One of the biggest drawbacks of Indian economy is said to be the lack of adequate physical infrastructure, which caps growth potential of the economy. Every time the growth rate is on an upward trajectory and the economy looks set for the take-off, inadequacy of infrastructure causes overheating and the growth rate is pulled down, till next time when new triggers pull it up again.
Analysis of readily available data spanning over 50 years (1961-2014 – Source: World Bank) presents a picture of an economy that is in a step-up mode. It is interesting to review the data comparing its behavior over different time periods.
- Pre reform period (Pd I) – 1961 to 1991 – characterized by the alleged low Hindu growth rates. Average growth rate during this period was 4.13%
- Post reform era (Pd II) – 1992 onwards – when the license-permit raj was dismantled and the economy gradually started integrating with the global economy. Average growth rate during this period climbed to 6.79%.
- Post 2002 (Pd III) – 2003 onwards – when the economy was on the high growth path in a world awash with surplus liquidity, average growth rate being 7.72% during the period
Along with successive higher growth rates, volatility in growth rates, as measured by standard deviation (SD), has continuously fallen for the three periods from 3.35 in Pd I to 2.03 in Pd II and finally to 1.90 in Pd III.
Every time, the economy peaks, the subsequent one/two years witness severe dips, even below the global growth rates. The ‘ritual’ steep fall after the peak is a phenomenon that has continued in all the periods.
An example is the time period 1988-1991. Peaking at 9.63% in 1988, growth petered out and dipped to 1.06% (below the global growth rate of 1.41%).
Similar thing happened earlier between 1975-76 and 1977-79. See the graph alongside.
The latest period (i.e. Pd III) has seen bottoms being formed at levels much higher than the global growth rates.
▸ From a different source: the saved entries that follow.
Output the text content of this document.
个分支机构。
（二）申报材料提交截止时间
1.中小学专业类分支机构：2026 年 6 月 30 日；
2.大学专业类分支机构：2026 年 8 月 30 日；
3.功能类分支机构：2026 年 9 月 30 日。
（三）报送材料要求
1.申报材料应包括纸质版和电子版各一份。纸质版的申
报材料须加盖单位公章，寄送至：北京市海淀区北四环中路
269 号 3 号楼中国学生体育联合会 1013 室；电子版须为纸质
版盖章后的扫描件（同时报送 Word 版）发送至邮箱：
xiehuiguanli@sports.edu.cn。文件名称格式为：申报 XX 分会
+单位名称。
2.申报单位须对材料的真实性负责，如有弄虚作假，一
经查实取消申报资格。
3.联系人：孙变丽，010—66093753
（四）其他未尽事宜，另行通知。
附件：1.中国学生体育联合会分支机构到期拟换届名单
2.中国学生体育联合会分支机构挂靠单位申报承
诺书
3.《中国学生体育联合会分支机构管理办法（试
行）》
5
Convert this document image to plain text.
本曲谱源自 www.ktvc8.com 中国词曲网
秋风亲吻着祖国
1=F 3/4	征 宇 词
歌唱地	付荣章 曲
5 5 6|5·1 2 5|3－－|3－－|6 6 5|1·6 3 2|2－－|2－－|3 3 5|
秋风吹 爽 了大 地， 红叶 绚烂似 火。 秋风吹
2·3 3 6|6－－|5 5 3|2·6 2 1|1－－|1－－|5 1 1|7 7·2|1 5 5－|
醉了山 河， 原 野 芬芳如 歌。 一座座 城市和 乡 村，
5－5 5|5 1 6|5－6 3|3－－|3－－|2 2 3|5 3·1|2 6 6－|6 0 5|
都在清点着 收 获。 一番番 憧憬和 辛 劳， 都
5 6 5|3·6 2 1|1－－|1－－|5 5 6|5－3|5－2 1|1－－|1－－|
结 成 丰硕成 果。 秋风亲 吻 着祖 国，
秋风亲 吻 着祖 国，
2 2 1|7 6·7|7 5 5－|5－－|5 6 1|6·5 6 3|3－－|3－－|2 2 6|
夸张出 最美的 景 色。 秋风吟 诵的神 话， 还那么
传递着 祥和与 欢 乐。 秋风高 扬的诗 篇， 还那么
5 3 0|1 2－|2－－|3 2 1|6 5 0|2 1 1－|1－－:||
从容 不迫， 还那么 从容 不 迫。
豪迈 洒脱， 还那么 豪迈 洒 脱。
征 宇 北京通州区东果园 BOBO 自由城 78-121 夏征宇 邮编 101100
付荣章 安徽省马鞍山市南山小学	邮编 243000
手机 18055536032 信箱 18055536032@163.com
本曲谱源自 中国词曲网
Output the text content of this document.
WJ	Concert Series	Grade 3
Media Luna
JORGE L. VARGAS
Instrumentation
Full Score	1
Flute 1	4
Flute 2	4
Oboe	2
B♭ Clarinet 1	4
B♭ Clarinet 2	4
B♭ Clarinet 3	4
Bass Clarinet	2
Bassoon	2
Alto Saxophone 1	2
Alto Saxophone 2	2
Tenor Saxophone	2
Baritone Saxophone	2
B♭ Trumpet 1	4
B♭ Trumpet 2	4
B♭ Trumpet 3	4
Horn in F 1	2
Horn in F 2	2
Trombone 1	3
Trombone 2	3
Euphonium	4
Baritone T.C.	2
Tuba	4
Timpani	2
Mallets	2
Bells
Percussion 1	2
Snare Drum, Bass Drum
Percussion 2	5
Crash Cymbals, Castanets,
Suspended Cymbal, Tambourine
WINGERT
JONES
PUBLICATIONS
Year 2000 was the last time when Indian growth rate dipped below global growth rate. Subsequent time period – Pd III is the period during which the Indian economy has consistently stayed above the global growth rate, even though there has been the peak and the subsequent ‘ritual’ fall.
What these data points do not tell us is that
• Indian economy has broken free of the global economy
But the data does tell us that
• Volatility in growth rates has reduced significantly
• Indian economy is growing at a robust rate despite the global economy slowing down and
• If the trend persists, gap between the two series will widen. This is confirmed by the diverging trend lines.